7. Walter Röhrl (WRC)
According to the statistics Walter Röhrl is not the greatest World Rally Championship driver of all time, with only two titles to his name, but there must be a reason why many experts and fellow drivers say he is. Röhrl drove during the fearsome Group B years, driving the Lancia 037 and Audi Quattro before moving on to circuit racing and then becoming chief test driver for Porsche, developing the likes of the Carrera GT supercar.
6. Sébastien Loeb (WRC)
Having won eight consecutive World Rally Championships, Sébastien Loeb couldn’t not be on this list. There are those who argue that he’s had it easy in terms competition and has had a car advantage thanks to the speed and reliability of his Citroëns but you still can’t argue with the numbers and the methodical way he wins rally after rally without ever throwing the car at the scenery. It turns out he’s also pretty handy on a circuit too.
5. Michael Schumacher (Formula One)
With seven Formula One world championships and 91 race wins to his name, Michael Schumacher is statistically the most successful F1 driver of all time and he, along with Ross Brawn and Jean Todt, is widely credited for resurgence of Ferrari over the last 15 years. However, numerous (and some serious) controversys and some questionable driving ethics push him off the top places in this list.
4. Colin McRae (WRC)
He may not statistically be the best rally driver in the world, but sometimes greatness can’t be calculated. McRae won the WRC title in 1995, making him the first British driver and the youngest driver to do so, a record he still holds. McRae increased the popularity of rallying in the UK and won fans around the world with his “If in doubt, flat out” driving motto. Colin McRae was killed in a helicopter crash in 2007, aged 39.

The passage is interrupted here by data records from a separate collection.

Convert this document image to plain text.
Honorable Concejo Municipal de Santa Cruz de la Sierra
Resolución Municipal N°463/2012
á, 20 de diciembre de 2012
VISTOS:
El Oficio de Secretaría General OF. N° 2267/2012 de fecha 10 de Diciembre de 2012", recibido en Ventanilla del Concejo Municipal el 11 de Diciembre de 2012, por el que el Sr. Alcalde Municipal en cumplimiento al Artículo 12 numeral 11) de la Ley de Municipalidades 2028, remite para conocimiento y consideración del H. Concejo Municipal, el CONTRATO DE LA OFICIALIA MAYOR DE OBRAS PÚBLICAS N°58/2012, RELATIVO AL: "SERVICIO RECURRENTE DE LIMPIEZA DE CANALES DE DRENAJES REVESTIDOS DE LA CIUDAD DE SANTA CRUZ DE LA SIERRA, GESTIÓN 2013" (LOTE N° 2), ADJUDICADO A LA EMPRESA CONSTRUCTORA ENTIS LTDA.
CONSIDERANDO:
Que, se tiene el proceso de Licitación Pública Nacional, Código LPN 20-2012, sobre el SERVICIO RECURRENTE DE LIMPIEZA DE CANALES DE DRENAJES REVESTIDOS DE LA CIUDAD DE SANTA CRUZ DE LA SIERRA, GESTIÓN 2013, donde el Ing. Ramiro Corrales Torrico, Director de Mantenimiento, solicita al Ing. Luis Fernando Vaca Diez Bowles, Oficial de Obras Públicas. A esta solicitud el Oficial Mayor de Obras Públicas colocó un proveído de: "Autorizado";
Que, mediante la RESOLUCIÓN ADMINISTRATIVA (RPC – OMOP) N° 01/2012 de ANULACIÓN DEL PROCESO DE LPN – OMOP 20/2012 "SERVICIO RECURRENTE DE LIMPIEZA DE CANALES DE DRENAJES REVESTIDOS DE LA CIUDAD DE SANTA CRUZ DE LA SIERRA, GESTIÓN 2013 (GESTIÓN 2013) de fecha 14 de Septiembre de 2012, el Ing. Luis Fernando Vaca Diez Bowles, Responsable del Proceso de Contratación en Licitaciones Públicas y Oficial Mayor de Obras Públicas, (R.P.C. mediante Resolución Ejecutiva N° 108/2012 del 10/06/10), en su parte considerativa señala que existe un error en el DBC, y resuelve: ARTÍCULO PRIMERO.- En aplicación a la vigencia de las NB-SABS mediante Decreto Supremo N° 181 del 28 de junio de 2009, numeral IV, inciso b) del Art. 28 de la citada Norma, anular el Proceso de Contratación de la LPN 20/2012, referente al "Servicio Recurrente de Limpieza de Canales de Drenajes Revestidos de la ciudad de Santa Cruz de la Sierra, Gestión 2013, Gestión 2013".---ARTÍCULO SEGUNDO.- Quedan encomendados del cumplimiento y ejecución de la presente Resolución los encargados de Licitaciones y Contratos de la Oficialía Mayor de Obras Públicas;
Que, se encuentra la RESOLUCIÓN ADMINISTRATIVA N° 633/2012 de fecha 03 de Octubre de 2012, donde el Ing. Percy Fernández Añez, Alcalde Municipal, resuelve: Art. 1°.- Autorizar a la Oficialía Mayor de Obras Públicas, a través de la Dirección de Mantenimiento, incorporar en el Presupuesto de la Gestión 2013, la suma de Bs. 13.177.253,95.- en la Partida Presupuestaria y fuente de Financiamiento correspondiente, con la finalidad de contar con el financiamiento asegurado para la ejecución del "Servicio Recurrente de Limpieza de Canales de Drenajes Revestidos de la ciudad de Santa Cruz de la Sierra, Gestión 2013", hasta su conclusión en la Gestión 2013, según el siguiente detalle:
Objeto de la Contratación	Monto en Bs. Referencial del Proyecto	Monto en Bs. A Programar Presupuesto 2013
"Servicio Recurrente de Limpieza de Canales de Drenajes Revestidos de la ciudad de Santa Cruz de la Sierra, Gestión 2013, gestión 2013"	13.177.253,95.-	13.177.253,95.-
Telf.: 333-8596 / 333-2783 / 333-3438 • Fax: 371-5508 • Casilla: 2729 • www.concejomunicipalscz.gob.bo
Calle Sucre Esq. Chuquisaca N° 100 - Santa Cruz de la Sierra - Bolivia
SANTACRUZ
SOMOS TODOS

3. Jim Clark (Formula One)
Jim Clark won the Formula One world championship twice, in 1963 and 1965, but is probably the most versatile racing driver of all time, competing in: F1, British Touring Cars, NASCAR, rallying, sports car racing and IndyCar where he won the Indianapolis 500 in 1965. Clark was, and still is, regarded by his peers as one of the most naturally gifted racing drivers ever. Jim Clark was killed in a F2 race at Hockenheim in 1968, aged 32.
2. Ayrton Senna (Formula One)
One of the most famous names in sport, let alone motorsport, Ayrton Senna won three F1 world championships. Much has already been written about Senna and there is a fantastic documentary out there too so not much needs to be said, but Senna’s driving style, speed, domination in wet conditions and epic battles with main foe Alain Prost have made him a legend. Ayrton Senna was killed at the San Marino Grand Prix in 1994, aged 34.
1. Sir Jackie Stewart (Formula One)
Sir Jackie Stewart has undoubtedly saved hundreds, if not thousands, of driver and spectator lives all over the world. During his F1 career, drivers who raced for at least five years had a two in three chance of being killed on track and Sir Jackie realised that this was unacceptable.
He worked hard to get even the most basic safety measures, including barriers, approved helmets, fireproof overalls and medical equipment at the tracks. He was lambasted by the press, the circuit owners and some other drivers but, having lost friends including François Cevert and Jim Clark, he continued to demand improved safety measures. Safety did improve and no drivers have been killed in F1 since Roland Ratzenberger and Ayrton Senna at the ill-fated San Marino Grand Prix 18 years ago.
Not only did Sir Jakcie Stewart survive during the most dangerous period in Formula One but he won the world championship three times, ran the race-winning Stewart Grand Prix team with his son Paul, and has coached many young F1 drivers. He was a brilliant driver, a safety advocate, an excellent role model and a wonderful spokesperson for motorsport. It is because of all this and much more that Sir Jackie Stewart is our greatest racing driver of all time.